Say adieu to the state’s aggressive goal of reducing energy use by 20 percent by 2020, a target once considered crucial to achieving equally ambitious goals in curbing greenhouse gas emissions.
The state expects to achieve far fewer reductions in energy use — at least in the short-term — from consumers and businesses as a result of changes it is proposing to its clean energy program.
In a straw proposal outlining its spending plans from 2014-2017, the state Office of Clean Energy estimates it will cut energy consumption by 17 percent by 2020, a 3 percent decline from an earlier goal in the Energy Master Plan adopted by the Corzine administration.
Reflecting the goals outlined in the new Energy Master Plan adopted by the Christie administration, the straw proposal “addresses the potential transition from a majority of rebate-incentive programs to a balance of rebates and financing programs, such as revolving programs . . . and alternate funding mechanisms.’’
Beyond cutting ambitious energy conservation goals, the straw proposal is important because it has a significant impact on consumer and business utility bills. The clean energy program is almost entirely funded by a surcharge on ratepayers’ gas and electric bills. From 2001-2012, those charges totaled more than $2.4 billion.
The costs are not expected to decline much in the straw proposal suggested by the Office of Clean Energy, which projects approximately $2 billion in spending over the next four years.

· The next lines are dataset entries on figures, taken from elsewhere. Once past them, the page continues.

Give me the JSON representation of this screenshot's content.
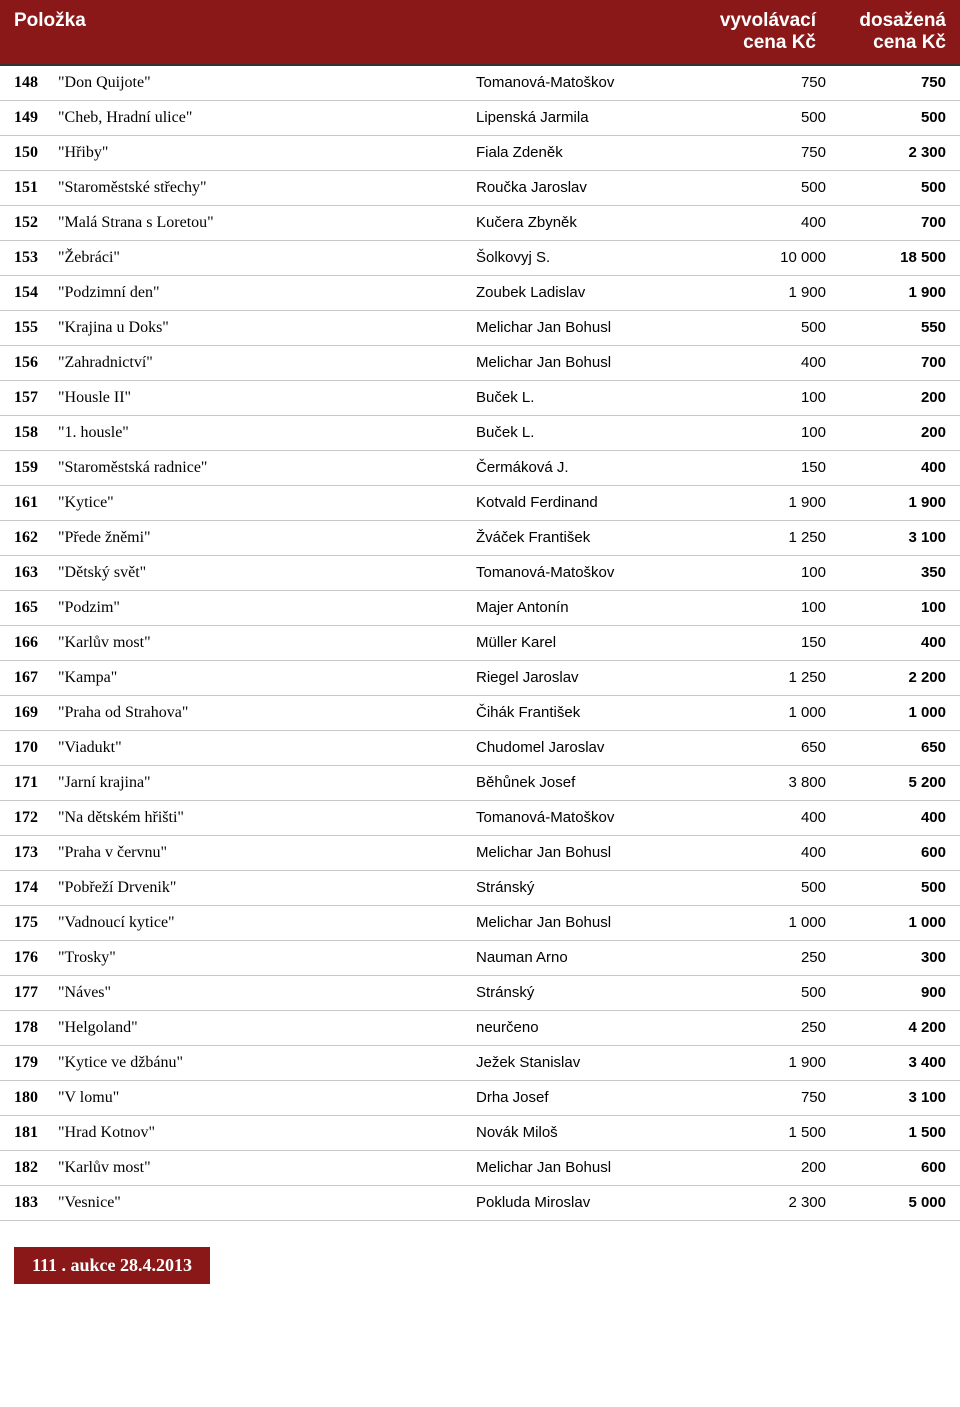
{
  "colors": {
    "header_bg": "#8b1818",
    "header_fg": "#ffffff",
    "row_border": "#c8c8c8",
    "footer_bg": "#8b1818",
    "footer_fg": "#ffffff"
  },
  "header": {
    "item_label": "Položka",
    "start_label_line1": "vyvolávací",
    "start_label_line2": "cena Kč",
    "reached_label_line1": "dosažená",
    "reached_label_line2": "cena Kč"
  },
  "rows": [
    {
      "idx": "148",
      "title": "\"Don Quijote\"",
      "author": "Tomanová-Matoškov",
      "start": "750",
      "reached": "750"
    },
    {
      "idx": "149",
      "title": "\"Cheb, Hradní ulice\"",
      "author": "Lipenská Jarmila",
      "start": "500",
      "reached": "500"
    },
    {
      "idx": "150",
      "title": "\"Hřiby\"",
      "author": "Fiala Zdeněk",
      "start": "750",
      "reached": "2 300"
    },
    {
      "idx": "151",
      "title": "\"Staroměstské střechy\"",
      "author": "Roučka Jaroslav",
      "start": "500",
      "reached": "500"
    },
    {
      "idx": "152",
      "title": "\"Malá Strana s Loretou\"",
      "author": "Kučera Zbyněk",
      "start": "400",
      "reached": "700"
    },
    {
      "idx": "153",
      "title": "\"Žebráci\"",
      "author": "Šolkovyj S.",
      "start": "10 000",
      "reached": "18 500"
    },
    {
      "idx": "154",
      "title": "\"Podzimní den\"",
      "author": "Zoubek Ladislav",
      "start": "1 900",
      "reached": "1 900"
    },
    {
      "idx": "155",
      "title": "\"Krajina u Doks\"",
      "author": "Melichar Jan Bohusl",
      "start": "500",
      "reached": "550"
    },
    {
      "idx": "156",
      "title": "\"Zahradnictví\"",
      "author": "Melichar Jan Bohusl",
      "start": "400",
      "reached": "700"
    },
    {
      "idx": "157",
      "title": "\"Housle II\"",
      "author": "Buček L.",
      "start": "100",
      "reached": "200"
    },
    {
      "idx": "158",
      "title": "\"1. housle\"",
      "author": "Buček L.",
      "start": "100",
      "reached": "200"
    },
    {
      "idx": "159",
      "title": "\"Staroměstská radnice\"",
      "author": "Čermáková J.",
      "start": "150",
      "reached": "400"
    },
    {
      "idx": "161",
      "title": "\"Kytice\"",
      "author": "Kotvald Ferdinand",
      "start": "1 900",
      "reached": "1 900"
    },
    {
      "idx": "162",
      "title": "\"Přede žněmi\"",
      "author": "Žváček František",
      "start": "1 250",
      "reached": "3 100"
    },
    {
      "idx": "163",
      "title": "\"Dětský svět\"",
      "author": "Tomanová-Matoškov",
      "start": "100",
      "reached": "350"
    },
    {
      "idx": "165",
      "title": "\"Podzim\"",
      "author": "Majer Antonín",
      "start": "100",
      "reached": "100"
    },
    {
      "idx": "166",
      "title": "\"Karlův most\"",
      "author": "Müller Karel",
      "start": "150",
      "reached": "400"
    },
    {
      "idx": "167",
      "title": "\"Kampa\"",
      "author": "Riegel Jaroslav",
      "start": "1 250",
      "reached": "2 200"
    },
    {
      "idx": "169",
      "title": "\"Praha od Strahova\"",
      "author": "Čihák František",
      "start": "1 000",
      "reached": "1 000"
    },
    {
      "idx": "170",
      "title": "\"Viadukt\"",
      "author": "Chudomel Jaroslav",
      "start": "650",
      "reached": "650"
    },
    {
      "idx": "171",
      "title": "\"Jarní krajina\"",
      "author": "Běhůnek Josef",
      "start": "3 800",
      "reached": "5 200"
    },
    {
      "idx": "172",
      "title": "\"Na dětském hřišti\"",
      "author": "Tomanová-Matoškov",
      "start": "400",
      "reached": "400"
    },
    {
      "idx": "173",
      "title": "\"Praha v červnu\"",
      "author": "Melichar Jan Bohusl",
      "start": "400",
      "reached": "600"
    },
    {
      "idx": "174",
      "title": "\"Pobřeží Drvenik\"",
      "author": "Stránský",
      "start": "500",
      "reached": "500"
    },
    {
      "idx": "175",
      "title": "\"Vadnoucí kytice\"",
      "author": "Melichar Jan Bohusl",
      "start": "1 000",
      "reached": "1 000"
    },
    {
      "idx": "176",
      "title": "\"Trosky\"",
      "author": "Nauman Arno",
      "start": "250",
      "reached": "300"
    },
    {
      "idx": "177",
      "title": "\"Náves\"",
      "author": "Stránský",
      "start": "500",
      "reached": "900"
    },
    {
      "idx": "178",
      "title": "\"Helgoland\"",
      "author": "neurčeno",
      "start": "250",
      "reached": "4 200"
    },
    {
      "idx": "179",
      "title": "\"Kytice ve džbánu\"",
      "author": "Ježek Stanislav",
      "start": "1 900",
      "reached": "3 400"
    },
    {
      "idx": "180",
      "title": "\"V lomu\"",
      "author": "Drha Josef",
      "start": "750",
      "reached": "3 100"
    },
    {
      "idx": "181",
      "title": "\"Hrad Kotnov\"",
      "author": "Novák Miloš",
      "start": "1 500",
      "reached": "1 500"
    },
    {
      "idx": "182",
      "title": "\"Karlův most\"",
      "author": "Melichar Jan Bohusl",
      "start": "200",
      "reached": "600"
    },
    {
      "idx": "183",
      "title": "\"Vesnice\"",
      "author": "Pokluda Miroslav",
      "start": "2 300",
      "reached": "5 000"
    }
  ],
  "footer": {
    "text": "111 . aukce   28.4.2013"
  }
}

The impact of the surcharges on residential customers’ bill is projected to run about $22.39 a year; for midsized commercial and industrial customers approximately $4,231.52 annually; and for larger commercial and industrial facilities at least $11,763 each year.
The increases in electric and gas bills in a state already saddled with some of the highest energy bills in the nation has led to widespread criticism of the surcharges, dubbed the societal benefit charge (SBC), particularly from business customers who bear about 60 percent of the program’s costs.
Clean energy advocates echoed those concerns, criticizing the Christie administration for using ratepayers’ funds to plug holes in state budgets in recent years. The most recent clean energy budget indicates that $313 million in clean energy funds were used to help balance the state budget.
Even with increased money allocated for clean energy funds, some environmentalists questioned whether the money would be there to finance renewable energy and energy efficiency projects.
“Given the administration’s performance to date in raiding clean energy funds, I’m skeptical anything will reverse that record,’’ said Dave Pringle, campaign director of the New Jersey Environmental Federation.
Industry lobbyists were just as upset about the straw proposal, saying that even though they contributed the majority of funding for clean energy programs, they have gotten short shrift in the past.
“We haven’t been getting our fair share,’’ said Hal Bozarth, executive director of the Chemistry Industry Council. “I have always had problems with the way the program was run in the past. As bad as it was before, it makes it worse.’’
Michael Egenton, a senior vice president of the New Jersey State Chamber of Commerce, also said the state needs to look at the subsidies it awards clean energy programs.
“There’s point in time when you have to push them out of the boat and let them swim for themselves,’’ Egenton said.
There will be a public hearing on the straw proposal on Friday, beginning at 10 a.m. at the office of the Board of Public Utilities in Trenton.